In the safe population, there were 47 (14%) 3/4 treatment-related adverse reactions in 345 patients in the Durvalumab single-drug group, while 93 cases (27%) and 188 (60%) were reported in the combined and chemotherapy groups, respectively.
The most common level 3/4 treatment-related adverse reactions in the Durvalumab single-drug group and in the joint group were increased lipase (7 cases (2 per cent) and 16 cases (5 per cent) respectively), and the most common type of chemotherapy was a decrease in neutral granulocytes (66 cases (21 per cent).

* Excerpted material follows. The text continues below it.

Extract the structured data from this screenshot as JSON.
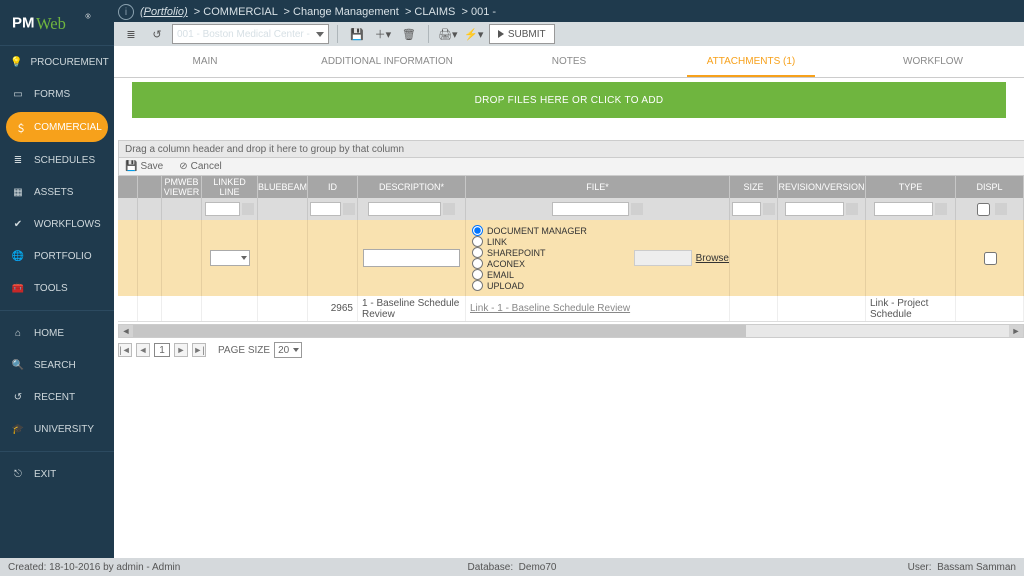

30 cases (9%), 78 cases (23%) and 50 cases (16%) of severe treatment-related adverse reactions occurred in the Single Drug Group, the Joint Group and the Chemotherapy Group, respectively, and 2 cases, 2 cases and 1 case of death from drug toxicity were reported.
study did not reach any of the main joint endpoints.
further research is needed to identify the efficacy of immuno-checkpoint inhibitors alone or in a joint programme for patients with metastatic urethra cancer who have not been treated in the past.